Matahari membakar bahunya yang telanjang. Ia bisa merasakan setiap butir dari pasir yang ada di bawah kakinya. Keringat yang membasahi pergelangan tangan dan kakinya yang terbelenggu oleh rantai berkarat membuat kulitnya terasa pedih. Tapi tangannya terasa hidup, melekat pada gagang pedang tumpul yang bernoda darah.
"Heh! Kembalikan pedangnya!" Sang Penjaga mengulangi perintahnya. "Apakah kau tuli? Kau sudah mengacaukan pertunjukan."
Pria itu hanya menatap dengan pandangan berkaca-kaca. Suara Sang Penjaga terdengar seakan datang dari bawah air.
"Serahkan. Pedangnya. Sekarang." Penjaga itu melangkah maju dengan tangan terjulur ke depan.
Satu sabetan. Pria itu memotong tangan angkuh Sang Penjaga.
Teriakan terdengar. Cipratan darah berkilauan di bawah terik matahari. Lebih banyak penjaga kini memasuki arena.

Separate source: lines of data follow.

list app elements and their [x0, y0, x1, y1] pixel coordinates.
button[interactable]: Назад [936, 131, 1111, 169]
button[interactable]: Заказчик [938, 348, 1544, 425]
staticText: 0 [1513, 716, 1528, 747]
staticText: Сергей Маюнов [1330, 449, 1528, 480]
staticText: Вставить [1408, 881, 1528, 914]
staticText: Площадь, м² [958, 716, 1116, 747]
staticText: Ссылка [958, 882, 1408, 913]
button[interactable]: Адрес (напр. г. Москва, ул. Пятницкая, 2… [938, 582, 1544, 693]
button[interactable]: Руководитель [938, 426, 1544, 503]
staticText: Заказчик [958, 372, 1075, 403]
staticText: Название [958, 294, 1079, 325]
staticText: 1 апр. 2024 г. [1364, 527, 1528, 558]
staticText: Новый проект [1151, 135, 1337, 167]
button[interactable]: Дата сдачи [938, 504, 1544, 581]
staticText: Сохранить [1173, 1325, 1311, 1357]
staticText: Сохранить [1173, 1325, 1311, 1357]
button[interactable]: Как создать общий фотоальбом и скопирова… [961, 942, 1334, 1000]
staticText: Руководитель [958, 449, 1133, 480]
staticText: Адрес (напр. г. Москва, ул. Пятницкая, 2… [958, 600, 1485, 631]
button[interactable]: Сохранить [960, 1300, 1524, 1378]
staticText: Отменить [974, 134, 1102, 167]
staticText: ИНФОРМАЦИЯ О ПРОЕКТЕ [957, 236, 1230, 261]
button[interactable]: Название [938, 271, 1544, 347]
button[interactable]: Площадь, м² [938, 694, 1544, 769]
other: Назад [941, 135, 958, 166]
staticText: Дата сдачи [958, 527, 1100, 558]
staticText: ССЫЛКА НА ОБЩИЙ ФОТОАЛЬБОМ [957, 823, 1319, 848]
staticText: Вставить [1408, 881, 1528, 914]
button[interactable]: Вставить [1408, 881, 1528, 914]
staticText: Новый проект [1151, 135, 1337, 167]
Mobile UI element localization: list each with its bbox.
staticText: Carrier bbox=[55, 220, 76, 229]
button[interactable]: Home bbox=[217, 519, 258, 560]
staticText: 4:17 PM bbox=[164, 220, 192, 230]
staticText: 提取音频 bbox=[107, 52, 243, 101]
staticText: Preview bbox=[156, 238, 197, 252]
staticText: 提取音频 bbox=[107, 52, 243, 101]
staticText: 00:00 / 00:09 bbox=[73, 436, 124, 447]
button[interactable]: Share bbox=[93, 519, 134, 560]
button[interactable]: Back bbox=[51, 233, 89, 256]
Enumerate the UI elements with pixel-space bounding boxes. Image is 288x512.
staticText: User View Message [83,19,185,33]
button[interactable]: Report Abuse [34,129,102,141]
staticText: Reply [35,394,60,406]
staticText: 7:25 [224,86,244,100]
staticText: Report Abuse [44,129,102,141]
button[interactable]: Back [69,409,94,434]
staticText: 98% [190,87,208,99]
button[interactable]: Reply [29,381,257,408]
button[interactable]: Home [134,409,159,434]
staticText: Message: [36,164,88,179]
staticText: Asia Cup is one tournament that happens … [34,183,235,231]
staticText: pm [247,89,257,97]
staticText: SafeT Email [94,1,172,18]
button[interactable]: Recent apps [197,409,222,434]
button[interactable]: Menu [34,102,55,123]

Pria itu sudah lama sekali tidak memegang pedang. Bertahun-tahun mungkin. Entahlah. Terlalu lama untuk mengingat semuanya. Ia mengira bahwa ia sudah melupakan bagaimana rasanya, tapi ia sudah salah. Semua kembali dengan cepatnya. Nikmatnya beban pedang dalam genggaman tangannya, gigitan logam ketika menabrak tulang, suara kibasannya, iblis hitam yang mengambil alih dan membisik ke dalam telinganya.
Bunuh. Bunuh mereka semua.
Pria itu menyambut penjaga pertama yang menyerang dengan kegembiraan yang liar.
Daging bertemu dengan gesekan tumpul dari pedang. Ia membabat setiap otot, merasakan tubuhnya menegang layaknya anak panah yang tertarik, tatapan penuh teror yang muncul dalam mata penjaga ketika ia menarik gagangnya keluar, ia menikmati semuanya.
Penjaga dengan pelindung dada dan pedang tajam yang angkuh, pria itu berpikir. Tidak ada yang mengira bahwa seorang budak bisa sekuat dirinya.
Dua tusukan, pria itu merubah penjaga menjadi tumpukan daging yang berkelojotan di atas pasir.
Semakin banyak petugas masuk ke dalam arena. Mengabur dalam pandangan pria itu layaknya bayangan dalam kegelapan. Satu lagi penjaga mengerang ketika logam tumpul mengunyah pahanya. Sebuah jeritan panas yang membuat udara terasa semakin berat.
Oh, betapa pria itu menikmati semuanya, melompat ke pelindung dada yang lain, ppedang menyelinap dengan akuratnya, penjaga lain jatuh. Teriakan lain terdengar.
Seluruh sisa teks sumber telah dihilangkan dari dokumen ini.